Photo courtesy of TIFF

Julianne Moore’s career-defining performance is a blunt and unflinching portrait of a 50-year-old professor diagnosed with early onset Alzheimer’s.  

Country: United States

Starring: Julianne Moore, Alec Baldwin, Kristen Stewart, Kate Bosworth, Hunter Parrish

Directed by: Richard Glatzer and Wash Westmoreland

Genre: Drama

Choice Quote: “It feels like my brain is dying, and everything I ever worked for in life is going.” – Alice

The Hype: The unexpected diagnosis of early onset Alzheimer’s turns 50-year-old Dr. Alice Howland’s (Moore) life upside down. The successful linguistics professor struggles through both the inevitable cognitive decline and the toll, both physical and emotional, that the disease takes on her family.
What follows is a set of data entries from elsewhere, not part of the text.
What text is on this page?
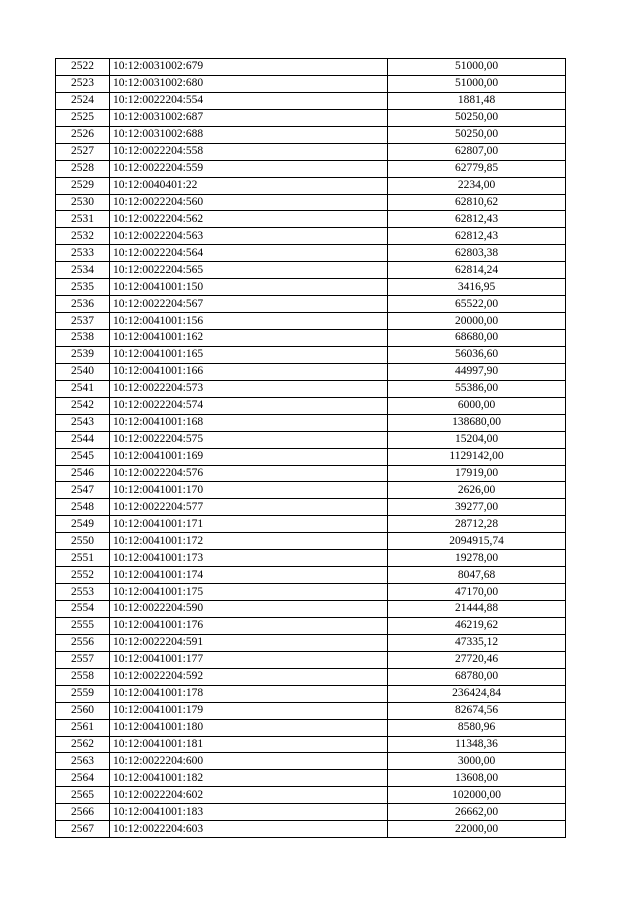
2522	10:12:0031002:679	51000,00
2523	10:12:0031002:680	51000,00
2524	10:12:0022204:554	1881,48
2525	10:12:0031002:687	50250,00
2526	10:12:0031002:688	50250,00
2527	10:12:0022204:558	62807,00
2528	10:12:0022204:559	62779,85
2529	10:12:0040401:22	2234,00
2530	10:12:0022204:560	62810,62
2531	10:12:0022204:562	62812,43
2532	10:12:0022204:563	62812,43
2533	10:12:0022204:564	62803,38
2534	10:12:0022204:565	62814,24
2535	10:12:0041001:150	3416,95
2536	10:12:0022204:567	65522,00
2537	10:12:0041001:156	20000,00
2538	10:12:0041001:162	68680,00
2539	10:12:0041001:165	56036,60
2540	10:12:0041001:166	44997,90
2541	10:12:0022204:573	55386,00
2542	10:12:0022204:574	6000,00
2543	10:12:0041001:168	138680,00
2544	10:12:0022204:575	15204,00
2545	10:12:0041001:169	1129142,00
2546	10:12:0022204:576	17919,00
2547	10:12:0041001:170	2626,00
2548	10:12:0022204:577	39277,00
2549	10:12:0041001:171	28712,28
2550	10:12:0041001:172	2094915,74
2551	10:12:0041001:173	19278,00
2552	10:12:0041001:174	8047,68
2553	10:12:0041001:175	47170,00
2554	10:12:0022204:590	21444,88
2555	10:12:0041001:176	46219,62
2556	10:12:0022204:591	47335,12
2557	10:12:0041001:177	27720,46
2558	10:12:0022204:592	68780,00
2559	10:12:0041001:178	236424,84
2560	10:12:0041001:179	82674,56
2561	10:12:0041001:180	8580,96
2562	10:12:0041001:181	11348,36
2563	10:12:0022204:600	3000,00
2564	10:12:0041001:182	13608,00
2565	10:12:0022204:602	102000,00
2566	10:12:0041001:183	26662,00
2567	10:12:0022204:603	22000,00
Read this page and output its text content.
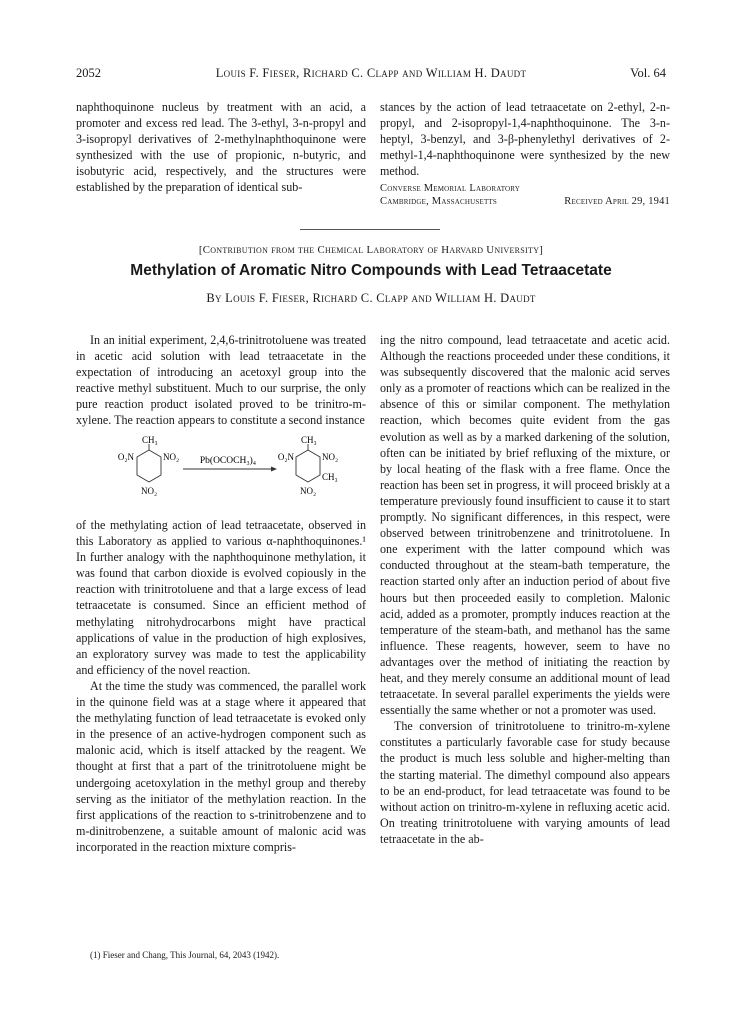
2052	Louis F. Fieser, Richard C. Clapp and William H. Daudt	Vol. 64

naphthoquinone nucleus by treatment with an acid, a promoter and excess red lead. The 3-ethyl, 3-n-propyl and 3-isopropyl derivatives of 2-methylnaphthoquinone were synthesized with the use of propionic, n-butyric, and isobutyric acid, respectively, and the structures were established by the preparation of identical sub-

stances by the action of lead tetraacetate on 2-ethyl, 2-n-propyl, and 2-isopropyl-1,4-naphthoquinone. The 3-n-heptyl, 3-benzyl, and 3-β-phenylethyl derivatives of 2-methyl-1,4-naphthoquinone were synthesized by the new method.

Converse Memorial Laboratory
Cambridge, Massachusetts	Received April 29, 1941
[Contribution from the Chemical Laboratory of Harvard University]
Methylation of Aromatic Nitro Compounds with Lead Tetraacetate
By Louis F. Fieser, Richard C. Clapp and William H. Daudt

In an initial experiment, 2,4,6-trinitrotoluene was treated in acetic acid solution with lead tetraacetate in the expectation of introducing an acetoxyl group into the reactive methyl substituent. Much to our surprise, the only pure reaction product isolated proved to be trinitro-m-xylene. The reaction appears to constitute a second instance

CH₃
O₂N	NO₂
NO₂
Pb(OCOCH₃)₄
CH₃
O₂N	NO₂
CH₃
NO₂

of the methylating action of lead tetraacetate, observed in this Laboratory as applied to various α-naphthoquinones.¹ In further analogy with the naphthoquinone methylation, it was found that carbon dioxide is evolved copiously in the reaction with trinitrotoluene and that a large excess of lead tetraacetate is consumed. Since an efficient method of methylating nitrohydrocarbons might have practical applications of value in the production of high explosives, an exploratory survey was made to test the applicability and efficiency of the novel reaction.

At the time the study was commenced, the parallel work in the quinone field was at a stage where it appeared that the methylating function of lead tetraacetate is evoked only in the presence of an active-hydrogen component such as malonic acid, which is itself attacked by the reagent. We thought at first that a part of the trinitrotoluene might be undergoing acetoxylation in the methyl group and thereby serving as the initiator of the methylation reaction. In the first applications of the reaction to s-trinitrobenzene and to m-dinitrobenzene, a suitable amount of malonic acid was incorporated in the reaction mixture compris-

(1) Fieser and Chang, This Journal, 64, 2043 (1942).

ing the nitro compound, lead tetraacetate and acetic acid. Although the reactions proceeded under these conditions, it was subsequently discovered that the malonic acid serves only as a promoter of reactions which can be realized in the absence of this or similar component. The methylation reaction, which becomes quite evident from the gas evolution as well as by a marked darkening of the solution, often can be initiated by brief refluxing of the mixture, or by local heating of the flask with a free flame. Once the reaction has been set in progress, it will proceed briskly at a temperature previously found insufficient to cause it to start promptly. No significant differences, in this respect, were observed between trinitrobenzene and trinitrotoluene. In one experiment with the latter compound which was conducted throughout at the steam-bath temperature, the reaction started only after an induction period of about five hours but then proceeded easily to completion. Malonic acid, added as a promoter, promptly induces reaction at the temperature of the steam-bath, and methanol has the same influence. These reagents, however, seem to have no advantages over the method of initiating the reaction by heat, and they merely consume an additional mount of lead tetraacetate. In several parallel experiments the yields were essentially the same whether or not a promoter was used.

The conversion of trinitrotoluene to trinitro-m-xylene constitutes a particularly favorable case for study because the product is much less soluble and higher-melting than the starting material. The dimethyl compound also appears to be an end-product, for lead tetraacetate was found to be without action on trinitro-m-xylene in refluxing acetic acid. On treating trinitrotoluene with varying amounts of lead tetraacetate in the ab-
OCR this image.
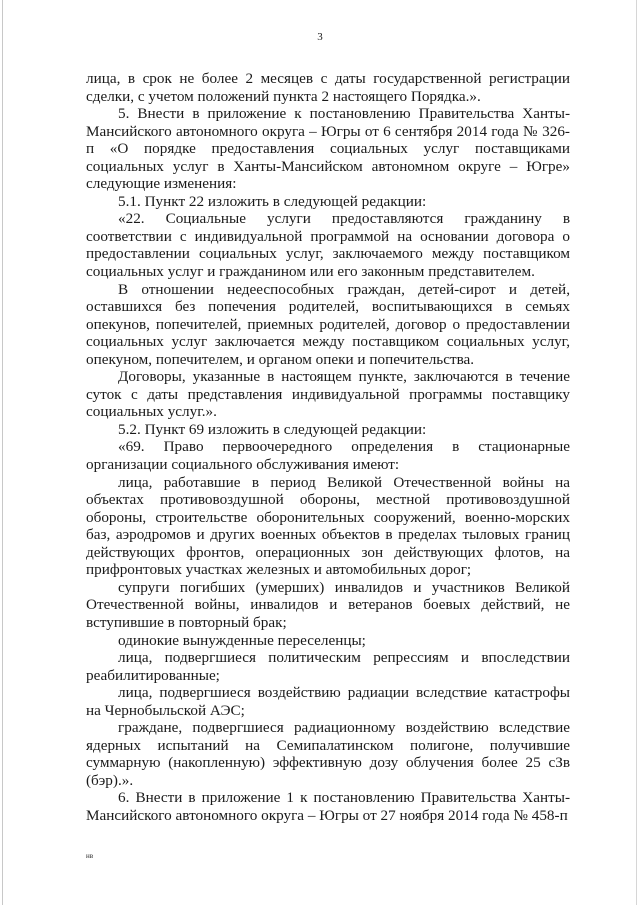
3

лица, в срок не более 2 месяцев с даты государственной регистрации сделки, с учетом положений пункта 2 настоящего Порядка.».

5. Внести в приложение к постановлению Правительства Ханты-Мансийского автономного округа – Югры от 6 сентября 2014 года № 326-п «О порядке предоставления социальных услуг поставщиками социальных услуг в Ханты-Мансийском автономном округе – Югре» следующие изменения:

5.1. Пункт 22 изложить в следующей редакции:

«22. Социальные услуги предоставляются гражданину в соответствии с индивидуальной программой на основании договора о предоставлении социальных услуг, заключаемого между поставщиком социальных услуг и гражданином или его законным представителем.

В отношении недееспособных граждан, детей-сирот и детей, оставшихся без попечения родителей, воспитывающихся в семьях опекунов, попечителей, приемных родителей, договор о предоставлении социальных услуг заключается между поставщиком социальных услуг, опекуном, попечителем, и органом опеки и попечительства.

Договоры, указанные в настоящем пункте, заключаются в течение суток с даты представления индивидуальной программы поставщику социальных услуг.».

5.2. Пункт 69 изложить в следующей редакции:

«69. Право первоочередного определения в стационарные организации социального обслуживания имеют:

лица, работавшие в период Великой Отечественной войны на объектах противовоздушной обороны, местной противовоздушной обороны, строительстве оборонительных сооружений, военно-морских баз, аэродромов и других военных объектов в пределах тыловых границ действующих фронтов, операционных зон действующих флотов, на прифронтовых участках железных и автомобильных дорог;

супруги погибших (умерших) инвалидов и участников Великой Отечественной войны, инвалидов и ветеранов боевых действий, не вступившие в повторный брак;

одинокие вынужденные переселенцы;

лица, подвергшиеся политическим репрессиям и впоследствии реабилитированные;

лица, подвергшиеся воздействию радиации вследствие катастрофы на Чернобыльской АЭС;

граждане, подвергшиеся радиационному воздействию вследствие ядерных испытаний на Семипалатинском полигоне, получившие суммарную (накопленную) эффективную дозу облучения более 25 сЗв (бэр).».

6. Внести в приложение 1 к постановлению Правительства Ханты-Мансийского автономного округа – Югры от 27 ноября 2014 года № 458-п

нв
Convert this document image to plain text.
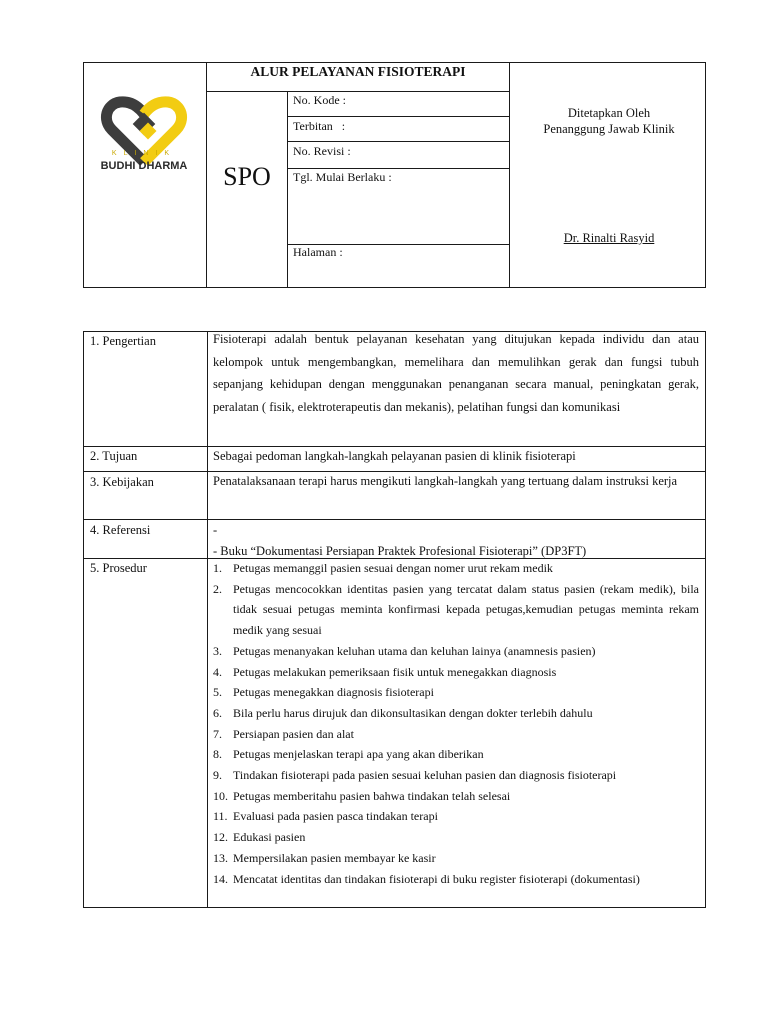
KLINIK
BUDHI DHARMA
ALUR PELAYANAN FISIOTERAPI
SPO
No. Kode :
Terbitan   :
No. Revisi :
Tgl. Mulai Berlaku :
Halaman :
Ditetapkan Oleh
Penanggung Jawab Klinik
Dr. Rinalti Rasyid
1. Pengertian	Fisioterapi adalah bentuk pelayanan kesehatan yang ditujukan kepada individu dan atau kelompok untuk mengembangkan, memelihara dan memulihkan gerak dan fungsi tubuh sepanjang kehidupan dengan menggunakan penanganan secara manual, peningkatan gerak, peralatan ( fisik, elektroterapeutis dan mekanis), pelatihan fungsi dan komunikasi
2. Tujuan	Sebagai pedoman langkah-langkah pelayanan pasien di klinik fisioterapi
3. Kebijakan	Penatalaksanaan terapi harus mengikuti langkah-langkah yang tertuang dalam instruksi kerja
4. Referensi	-
- Buku “Dokumentasi Persiapan Praktek Profesional Fisioterapi” (DP3FT)
5. Prosedur	1. Petugas memanggil pasien sesuai dengan nomer urut rekam medik
2. Petugas mencocokkan identitas pasien yang tercatat dalam status pasien (rekam medik), bila tidak sesuai petugas meminta konfirmasi kepada petugas,kemudian petugas meminta rekam medik yang sesuai
3. Petugas menanyakan keluhan utama dan keluhan lainya (anamnesis pasien)
4. Petugas melakukan pemeriksaan fisik untuk menegakkan diagnosis
5. Petugas menegakkan diagnosis fisioterapi
6. Bila perlu harus dirujuk dan dikonsultasikan dengan dokter terlebih dahulu
7. Persiapan pasien dan alat
8. Petugas menjelaskan terapi apa yang akan diberikan
9. Tindakan fisioterapi pada pasien sesuai keluhan pasien dan diagnosis fisioterapi
10. Petugas memberitahu pasien bahwa tindakan telah selesai
11. Evaluasi pada pasien pasca tindakan terapi
12. Edukasi pasien
13. Mempersilakan pasien membayar ke kasir
14. Mencatat identitas dan tindakan fisioterapi di buku register fisioterapi (dokumentasi)
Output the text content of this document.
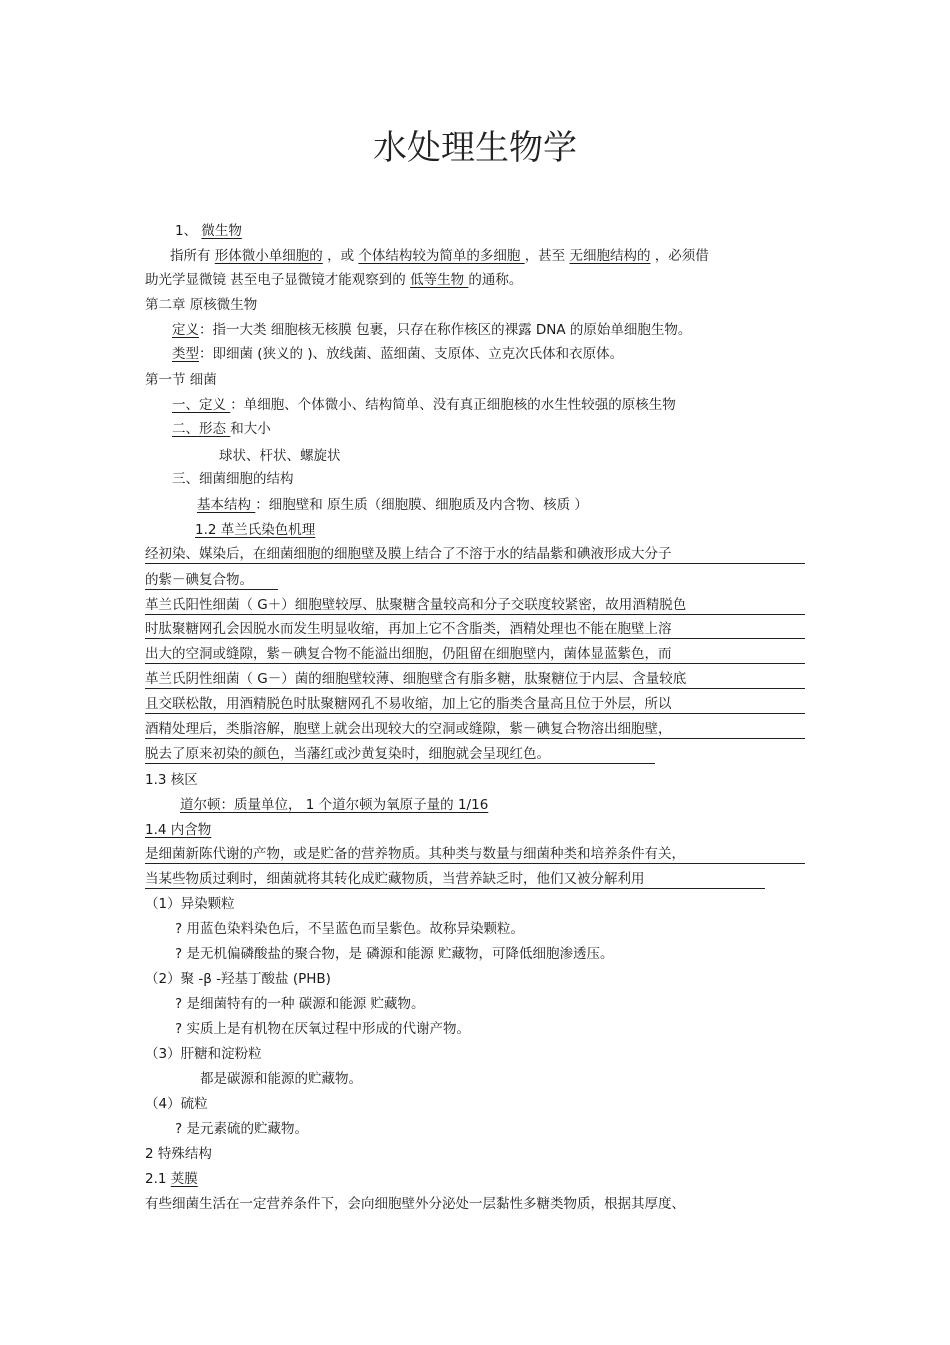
水处理生物学
1、 微生物
指所有 形体微小单细胞的 ，或 个体结构较为简单的多细胞 ，甚至 无细胞结构的 ，必须借
助光学显微镜 甚至电子显微镜才能观察到的 低等生物 的通称。
第二章 原核微生物
定义：指一大类 细胞核无核膜 包裹，只存在称作核区的裸露 DNA 的原始单细胞生物。
类型：即细菌 (狭义的 )、放线菌、蓝细菌、支原体、立克次氏体和衣原体。
第一节 细菌
一、定义 ：单细胞、个体微小、结构简单、没有真正细胞核的水生性较强的原核生物
二、形态 和大小
球状、杆状、螺旋状
三、细菌细胞的结构
基本结构 ：细胞壁和 原生质（细胞膜、细胞质及内含物、核质 ）
1.2 革兰氏染色机理
经初染、媒染后，在细菌细胞的细胞壁及膜上结合了不溶于水的结晶紫和碘液形成大分子
的紫－碘复合物。
革兰氏阳性细菌（ G＋）细胞壁较厚、肽聚糖含量较高和分子交联度较紧密，故用酒精脱色
时肽聚糖网孔会因脱水而发生明显收缩，再加上它不含脂类，酒精处理也不能在胞壁上溶
出大的空洞或缝隙，紫－碘复合物不能溢出细胞，仍阻留在细胞壁内，菌体显蓝紫色，而
革兰氏阴性细菌（ G－）菌的细胞壁较薄、细胞壁含有脂多糖，肽聚糖位于内层、含量较底
且交联松散，用酒精脱色时肽聚糖网孔不易收缩，加上它的脂类含量高且位于外层，所以
酒精处理后，类脂溶解，胞壁上就会出现较大的空洞或缝隙，紫－碘复合物溶出细胞壁，
脱去了原来初染的颜色，当藩红或沙黄复染时，细胞就会呈现红色。
1.3 核区
道尔顿：质量单位， 1 个道尔顿为氧原子量的 1/16
1.4 内含物
是细菌新陈代谢的产物，或是贮备的营养物质。其种类与数量与细菌种类和培养条件有关，
当某些物质过剩时，细菌就将其转化成贮藏物质，当营养缺乏时，他们又被分解利用
（1）异染颗粒
? 用蓝色染料染色后，不呈蓝色而呈紫色。故称异染颗粒。
? 是无机偏磷酸盐的聚合物，是 磷源和能源 贮藏物，可降低细胞渗透压。
（2）聚 -β -羟基丁酸盐 (PHB)
? 是细菌特有的一种 碳源和能源 贮藏物。
? 实质上是有机物在厌氧过程中形成的代谢产物。
（3）肝糖和淀粉粒
都是碳源和能源的贮藏物。
（4）硫粒
? 是元素硫的贮藏物。
2 特殊结构
2.1 荚膜
有些细菌生活在一定营养条件下，会向细胞壁外分泌处一层黏性多糖类物质，根据其厚度、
See It or Skip It? Definitely see it.

A sincere, dignified and honest portrait of the toll Alzheimer’s disease takes on both the patient and those who love them, Still Alice is, without a doubt, Julianne Moore’s most poignant performance to date.

This isn’t a film that glosses over the realities of the disease. It’s brutal. It’s unforgiving. It hits hard and, in Alice Howland’s case, fast. And it doesn’t care if, during your busy day-to-day life, you really don’t have time for it.

Moore does a beautiful job illustrating the ugly progression of this disease, beginning with the simple forgetting of words through not being able to find the bathroom in her house to not recognizing her own children. But it’s also the subtleties of her loss of speech, the way she walks, her body language, the hollow gaze in her eyes, the plan of action when the disease has gone too far. After all, Alzheimer’s is so much more than just forgetting things.

Alice, luckily, has a strong family core of support, including her husband, John (Baldwin), who at first refuses to accept the diagnosis, and her children, Anna (Bosworth), Tom (Parrish) and Lydia (Stewart), who struggle with their mother’s decline in very real, raw and loving ways.

But this film isn’t just a tearjerker about someone with a terminal illness. The climactic scene, where Alice heroically fights back against her declining faculties to deliver an impassioned speech, epitomizes the core of this film perfectly: it’s not about dying from Alzheimer’s. It’s about living, as fully as possible, with it.

The Verdict: This film has had me rooting for Julianne Moore to nab her first Oscar ever since I screened it at TIFF last year. She’s won multiple statuettes for it this award season, including a Golden Globe, and has to be considered a favourite at the Academy Awards, where she’s nominated for best actress.

More importantly, though, is the fact that this film puts the spotlight squarely on Alzheimer’s, offering both a realistic look at its toll on sufferers and, believe it or not, a sense of hope that one can maintain the essence of who they really are even after the diagnosis is handed down.

Rating (out of 5): 4.5

Still Alice opens Jan. 23 in Toronto, Montreal and Vancouver.